The status quo of employee advocacy has to change as people are 16 times more likely to read a post from a friend than from a brand themselves (Bambu, 2016). Employee advocacy programs can also provide on-brand collaborative environments that are mutually beneficial to the employee and employer relationship.

Enterprises like Deloitte and Nissan have found the solution for mobilizing their staff within SMARP, a Web and mobile app. With SMARP, admins include the content they want employees to post. Staff members then go to the dashboard, find something they want to share and click (suggested copy and hashtags are included but can be edited).

Using the pulls of gamification, employees accrue points for each share, which are tallied in a company-wide leaderboard and can be redeemed for swag or other rewards.

Social media managers are drawn to offerings like SMARP because they aren’t giving away the house – letting employees post whatever they want on their behalf. Rather, they select content for employees to circulate within their networks (particularly important for regulated industries) while still giving staff members some control by letting them select which content and adjusting the copy of their posts/tweets to their role and style.

To increase participation, the content that is fed into the SMARP dashboard should be valuable for the individual, their network and the company. SMARP Co-founder and COO Mikael Lauharanta says providing value to all three is key.

SMARP pulls together all the fundamentals of social media today: providing engaging content (often curated), allowing influencers to share it to increase reach and calculating the return on those efforts. It’s community driven, it’s curated and it’s proven to work.

Admin users can access the company’s analytics, which shows a breakdown of clicks and calculated earned media value (how much money the brand would have spent if it promoted posts instead, used LinkedIn advertising, etc.). Companies know how much they pay for SMARP and can see how much they would have paid to get the same reach.
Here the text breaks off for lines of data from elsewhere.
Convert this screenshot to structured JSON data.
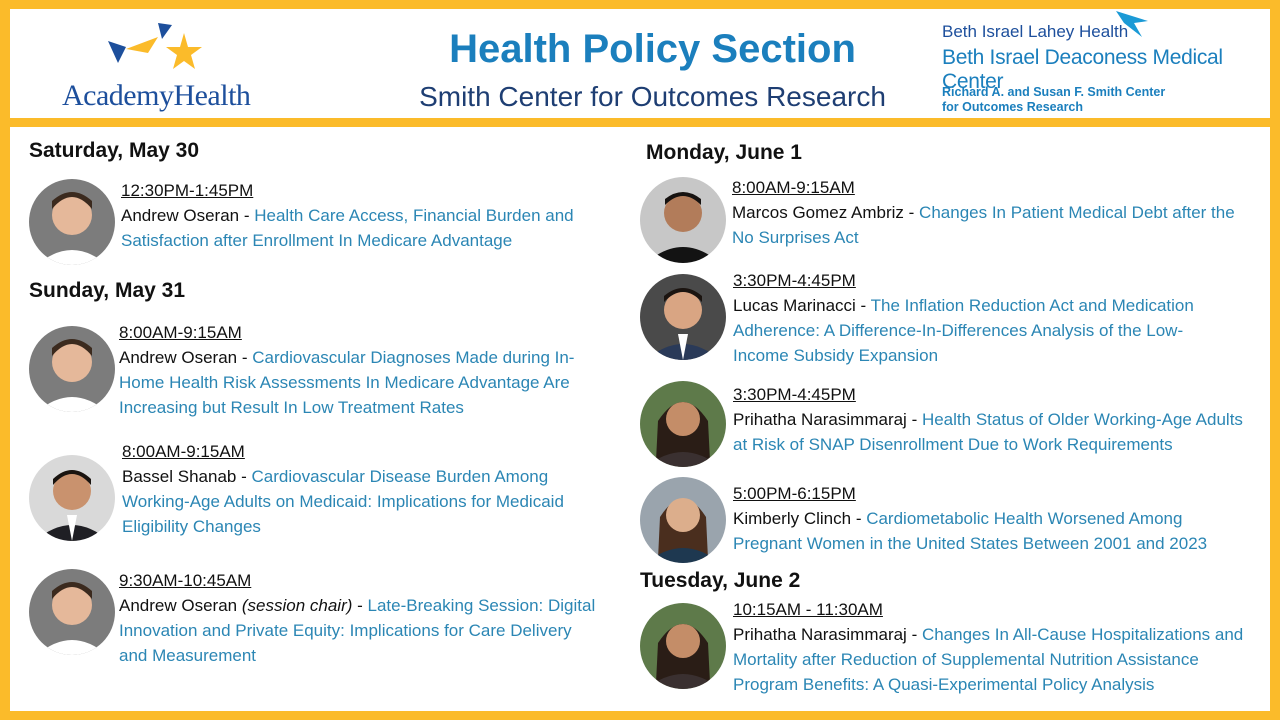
{
  "header": {
    "left_logo_text": "AcademyHealth",
    "title": "Health Policy Section",
    "subtitle": "Smith Center for Outcomes Research",
    "right_logo": {
      "line1": "Beth Israel Lahey Health",
      "line2": "Beth Israel Deaconess Medical Center",
      "line3": "Richard A. and Susan F. Smith Center",
      "line4": "for Outcomes Research"
    }
  },
  "days": {
    "sat": "Saturday, May 30",
    "sun": "Sunday, May 31",
    "mon": "Monday, June 1",
    "tue": "Tuesday, June 2"
  },
  "sessions": {
    "s1": {
      "time": "12:30PM-1:45PM",
      "speaker": "Andrew Oseran",
      "sep": " - ",
      "talk": "Health Care Access, Financial Burden and Satisfaction after Enrollment In Medicare Advantage"
    },
    "s2": {
      "time": "8:00AM-9:15AM",
      "speaker": "Andrew Oseran",
      "sep": " - ",
      "talk": "Cardiovascular Diagnoses Made during In-Home Health Risk Assessments In Medicare Advantage Are Increasing but Result In Low Treatment Rates"
    },
    "s3": {
      "time": "8:00AM-9:15AM",
      "speaker": "Bassel Shanab",
      "sep": " - ",
      "talk": "Cardiovascular Disease Burden Among Working-Age Adults on Medicaid: Implications for Medicaid Eligibility Changes"
    },
    "s4": {
      "time": "9:30AM-10:45AM",
      "speaker": "Andrew Oseran",
      "role": "(session chair)",
      "sep": " - ",
      "talk": "Late-Breaking Session: Digital Innovation and Private Equity: Implications for Care Delivery and Measurement"
    },
    "s5": {
      "time": "8:00AM-9:15AM",
      "speaker": "Marcos Gomez Ambriz",
      "sep": " - ",
      "talk": "Changes In Patient Medical Debt after the No Surprises Act"
    },
    "s6": {
      "time": "3:30PM-4:45PM",
      "speaker": "Lucas Marinacci",
      "sep": " - ",
      "talk": "The Inflation Reduction Act and Medication Adherence: A Difference-In-Differences Analysis of the Low-Income Subsidy Expansion"
    },
    "s7": {
      "time": "3:30PM-4:45PM",
      "speaker": "Prihatha Narasimmaraj",
      "sep": " - ",
      "talk": "Health Status of Older Working-Age Adults at Risk of SNAP Disenrollment Due to Work Requirements"
    },
    "s8": {
      "time": "5:00PM-6:15PM",
      "speaker": "Kimberly Clinch",
      "sep": " - ",
      "talk": "Cardiometabolic Health Worsened Among Pregnant Women in the United States Between 2001 and 2023"
    },
    "s9": {
      "time": "10:15AM - 11:30AM",
      "speaker": "Prihatha Narasimmaraj",
      "sep": " - ",
      "talk": "Changes In All-Cause Hospitalizations and Mortality after Reduction of Supplemental Nutrition Assistance Program Benefits: A Quasi-Experimental Policy Analysis"
    }
  },
  "colors": {
    "frame": "#fbbb2a",
    "title": "#1b7fbd",
    "subtitle": "#1e3e73",
    "talk_link": "#2b86b4"
  }
}
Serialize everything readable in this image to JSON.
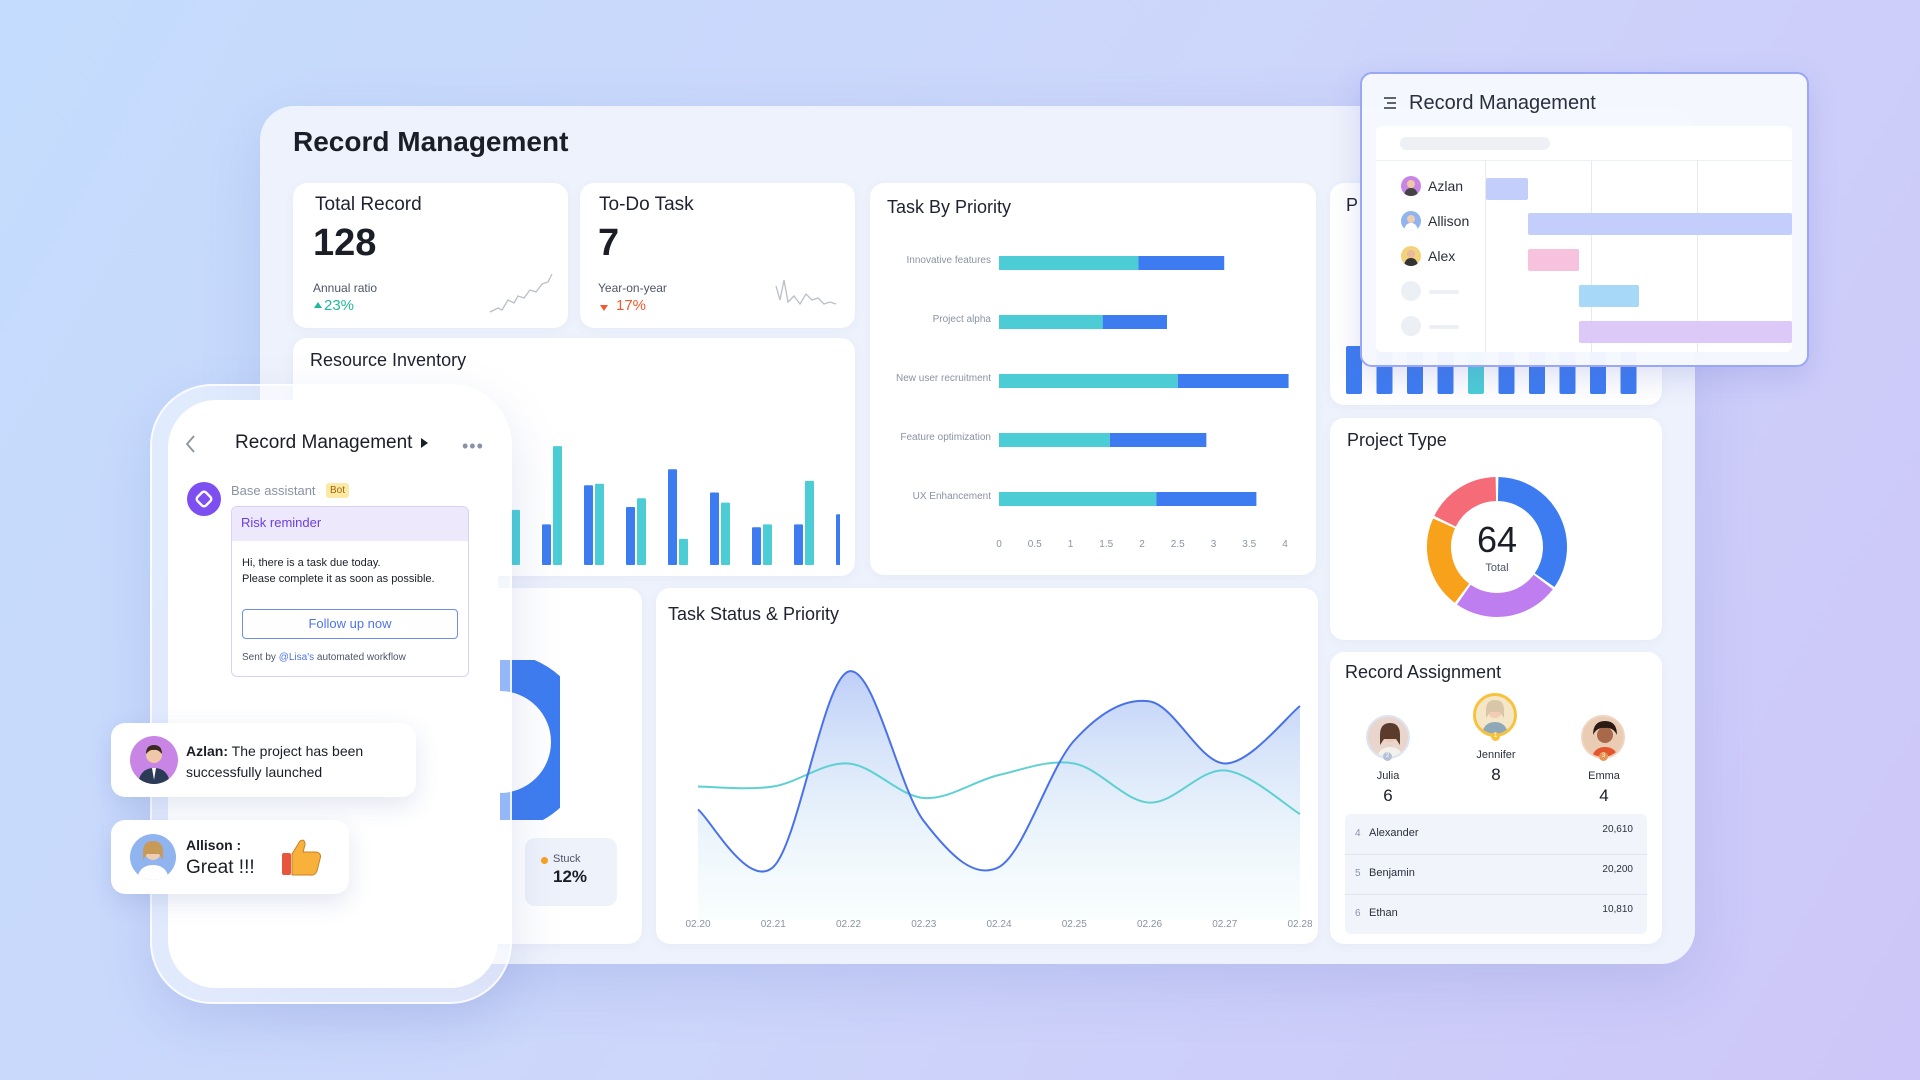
{
  "board": {
    "title": "Record Management"
  },
  "total_record": {
    "title": "Total Record",
    "value": "128",
    "label": "Annual ratio",
    "change": "23%"
  },
  "todo_task": {
    "title": "To-Do Task",
    "value": "7",
    "label": "Year-on-year",
    "change": "17%"
  },
  "task_by_priority": {
    "title": "Task By Priority",
    "chart_data": {
      "type": "bar",
      "orientation": "horizontal",
      "stacked": true,
      "categories": [
        "Innovative features",
        "Project alpha",
        "New user recruitment",
        "Feature optimization",
        "UX Enhancement"
      ],
      "series": [
        {
          "values": [
            1.95,
            1.45,
            2.5,
            1.55,
            2.2
          ]
        },
        {
          "values": [
            1.2,
            0.9,
            1.55,
            1.35,
            1.4
          ]
        }
      ],
      "xticks": [
        "0",
        "0.5",
        "1",
        "1.5",
        "2",
        "2.5",
        "3",
        "3.5",
        "4"
      ],
      "xlim": [
        0,
        4
      ]
    }
  },
  "resource_inventory": {
    "title": "Resource Inventory",
    "chart_data": {
      "type": "bar",
      "series": [
        {
          "values": [
            null,
            0.28,
            0.55,
            0.4,
            0.66,
            0.5,
            0.26,
            0.28,
            0.35
          ]
        },
        {
          "values": [
            0.38,
            0.82,
            0.56,
            0.46,
            0.18,
            0.43,
            0.28,
            0.58,
            null
          ]
        }
      ]
    }
  },
  "task_status": {
    "title": "Task Status & Priority",
    "chart_data": {
      "type": "line",
      "x": [
        "02.20",
        "02.21",
        "02.22",
        "02.23",
        "02.24",
        "02.25",
        "02.26",
        "02.27",
        "02.28"
      ],
      "series": [
        {
          "values": [
            0.35,
            0.1,
            0.95,
            0.3,
            0.1,
            0.65,
            0.82,
            0.55,
            0.8
          ]
        },
        {
          "values": [
            0.45,
            0.45,
            0.55,
            0.4,
            0.5,
            0.55,
            0.38,
            0.52,
            0.33
          ]
        }
      ]
    }
  },
  "donut_card": {
    "label": "Stuck",
    "value": "12%"
  },
  "project_type": {
    "title": "Project Type",
    "total": "64",
    "total_label": "Total",
    "chart_data": {
      "type": "pie",
      "values": [
        35,
        25,
        22,
        18
      ],
      "colors": [
        "#3d7cf0",
        "#bf7ef0",
        "#f8a11b",
        "#f56b78"
      ]
    }
  },
  "project_bars": {
    "chart_data": {
      "type": "bar",
      "values": [
        1,
        1,
        1,
        1,
        1,
        1,
        1,
        1,
        1,
        1
      ],
      "highlight_index": 4
    },
    "partial_title": "P"
  },
  "record_assignment": {
    "title": "Record Assignment",
    "top": [
      {
        "name": "Julia",
        "count": "6",
        "rank": "2"
      },
      {
        "name": "Jennifer",
        "count": "8",
        "rank": "1"
      },
      {
        "name": "Emma",
        "count": "4",
        "rank": "3"
      }
    ],
    "rows": [
      {
        "rank": "4",
        "name": "Alexander",
        "value": "20,610"
      },
      {
        "rank": "5",
        "name": "Benjamin",
        "value": "20,200"
      },
      {
        "rank": "6",
        "name": "Ethan",
        "value": "10,810"
      }
    ]
  },
  "gantt": {
    "title": "Record Management",
    "people": [
      "Azlan",
      "Allison",
      "Alex"
    ],
    "colors": [
      "#c3cefa",
      "#c3cefa",
      "#f7c2de",
      "#a8d8f8",
      "#dcc9f8"
    ]
  },
  "phone": {
    "title": "Record Management",
    "assistant": "Base assistant",
    "bot_badge": "Bot",
    "reminder_title": "Risk reminder",
    "message_line1": "Hi, there is a task due today.",
    "message_line2": "Please complete it as soon as possible.",
    "follow_button": "Follow up now",
    "sent_prefix": "Sent by",
    "sent_user": "@Lisa's",
    "sent_suffix": "automated workflow"
  },
  "chat": {
    "azlan_name": "Azlan:",
    "azlan_line1": "The project has been",
    "azlan_line2": "successfully launched",
    "allison_name": "Allison :",
    "allison_msg": "Great !!!"
  },
  "colors": {
    "teal": "#4ccdd6",
    "blue": "#3d7cf0",
    "purple": "#7e4ff0"
  }
}
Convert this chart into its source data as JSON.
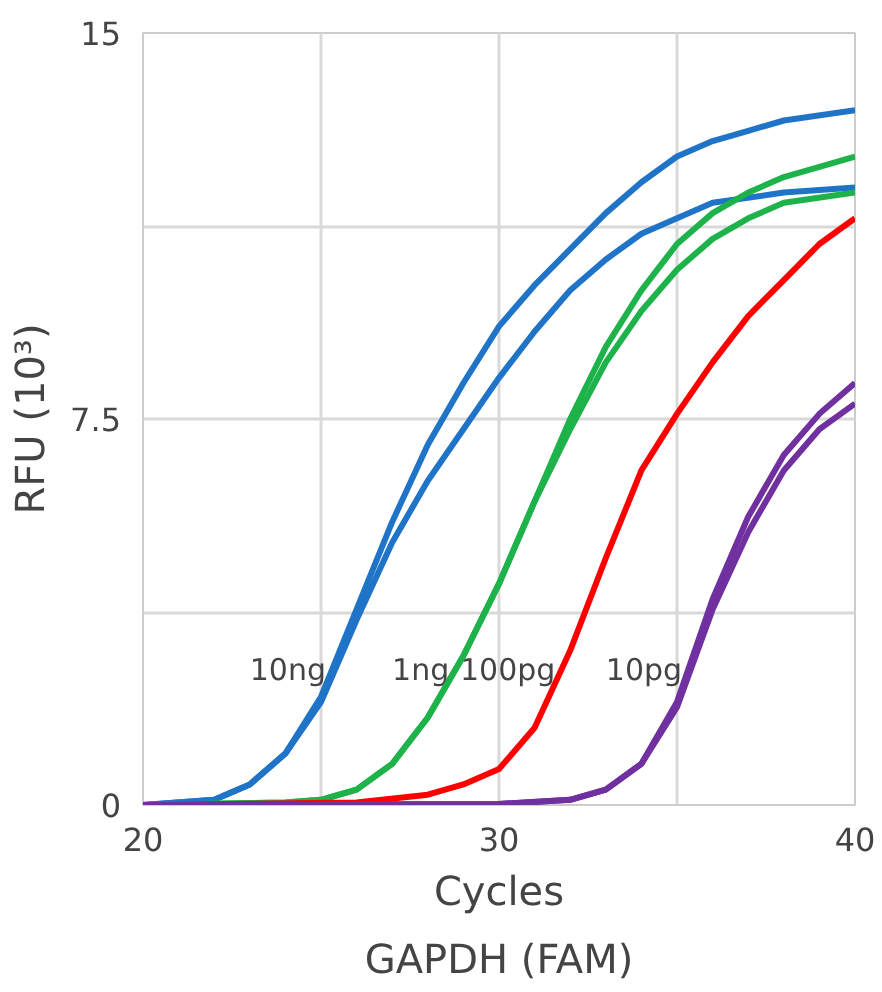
{
  "chart_data": {
    "type": "line",
    "title": "GAPDH (FAM)",
    "xlabel": "Cycles",
    "ylabel": "RFU (10³)",
    "xlim": [
      20,
      40
    ],
    "ylim": [
      0,
      15
    ],
    "xticks": [
      20,
      {
        "value": 25,
        "label": null
      },
      30,
      {
        "value": 35,
        "label": null
      },
      40
    ],
    "yticks": [
      0,
      {
        "value": 3.75,
        "label": null
      },
      7.5,
      {
        "value": 11.25,
        "label": null
      },
      15
    ],
    "grid": true,
    "legend": false,
    "marker": "none",
    "line_style": "solid",
    "series": [
      {
        "name": "10ng",
        "color": "#1f74c8",
        "x": [
          20,
          22,
          23,
          24,
          25,
          26,
          27,
          28,
          29,
          30,
          31,
          32,
          33,
          34,
          35,
          36,
          37,
          38,
          40
        ],
        "values": [
          0,
          0.1,
          0.4,
          1.0,
          2.1,
          3.8,
          5.5,
          7.0,
          8.2,
          9.3,
          10.1,
          10.8,
          11.5,
          12.1,
          12.6,
          12.9,
          13.1,
          13.3,
          13.5
        ]
      },
      {
        "color": "#1f74c8",
        "x": [
          20,
          22,
          23,
          24,
          25,
          26,
          27,
          28,
          29,
          30,
          31,
          32,
          33,
          34,
          35,
          36,
          38,
          40
        ],
        "values": [
          0,
          0.1,
          0.4,
          1.0,
          2.0,
          3.6,
          5.1,
          6.3,
          7.3,
          8.3,
          9.2,
          10.0,
          10.6,
          11.1,
          11.4,
          11.7,
          11.9,
          12.0
        ]
      },
      {
        "name": "1ng",
        "color": "#1db34a",
        "x": [
          20,
          24,
          25,
          26,
          27,
          28,
          29,
          30,
          31,
          32,
          33,
          34,
          35,
          36,
          37,
          38,
          40
        ],
        "values": [
          0,
          0.05,
          0.1,
          0.3,
          0.8,
          1.7,
          2.9,
          4.3,
          5.9,
          7.5,
          8.9,
          10.0,
          10.9,
          11.5,
          11.9,
          12.2,
          12.6
        ]
      },
      {
        "color": "#1db34a",
        "x": [
          20,
          24,
          25,
          26,
          27,
          28,
          29,
          30,
          31,
          32,
          33,
          34,
          35,
          36,
          37,
          38,
          40
        ],
        "values": [
          0,
          0.05,
          0.1,
          0.3,
          0.8,
          1.7,
          2.9,
          4.3,
          5.9,
          7.3,
          8.6,
          9.6,
          10.4,
          11.0,
          11.4,
          11.7,
          11.9
        ]
      },
      {
        "name": "100pg",
        "color": "#ff0000",
        "x": [
          20,
          26,
          28,
          29,
          30,
          31,
          32,
          33,
          34,
          35,
          36,
          37,
          38,
          39,
          40
        ],
        "values": [
          0,
          0.05,
          0.2,
          0.4,
          0.7,
          1.5,
          3.0,
          4.8,
          6.5,
          7.6,
          8.6,
          9.5,
          10.2,
          10.9,
          11.4
        ]
      },
      {
        "name": "10pg",
        "color": "#7030a0",
        "x": [
          20,
          30,
          32,
          33,
          34,
          35,
          36,
          37,
          38,
          39,
          40
        ],
        "values": [
          0,
          0.02,
          0.1,
          0.3,
          0.8,
          2.0,
          4.0,
          5.6,
          6.8,
          7.6,
          8.2
        ]
      },
      {
        "color": "#7030a0",
        "x": [
          20,
          30,
          32,
          33,
          34,
          35,
          36,
          37,
          38,
          39,
          40
        ],
        "values": [
          0,
          0.02,
          0.1,
          0.3,
          0.8,
          1.9,
          3.8,
          5.3,
          6.5,
          7.3,
          7.8
        ]
      }
    ]
  }
}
This is where many marketers today, however, typically end their social calculations. SMARP helps them go a step further (like everyone should) and feeds the data into the company’s website analytics provider of choice and by using UTM tags allows brands to see how long visitors spent on the site, which pages they visited, and if they completed any goals or conversions like applied for a position or bought something (learn more at wsm.co/calcsocial).

Employee advocacy programs help employees boost individual goals: sales can make more sales, HR can make more hires and content creators can get more page views. Calculating return, increasing reach and better automating social media tasks – the trifecta of social media today.


How to Use UGC

From emails to product pages, the content that users develop on a brand’s behalf can be curated to move the needle for companies. Discover several companies offering this capability for retailers at wsm.co/usingugc.


HANDS-OFF? NOT ENTIRELY.

Companies have stories to tell and products to sell, so they want current/potential customers to listen now and in the future. Social media presents the near-perfect opportunity to exchange those messages and build brand loyalty, but increasingly companies are required to pay for placement and battle their own (as well as their users’) heightened fatigue of the channel. By leveraging influencers, getting more user-generated content, and keeping shoppers/buyers/users on the platform of their choice, brands will position themselves for success.

This type of collaborative approach to social media isn’t entirely hands-off, however, as this strategy requires that brands keep an ear to the digital ground to monitor mentions and adjust their approach accordingly.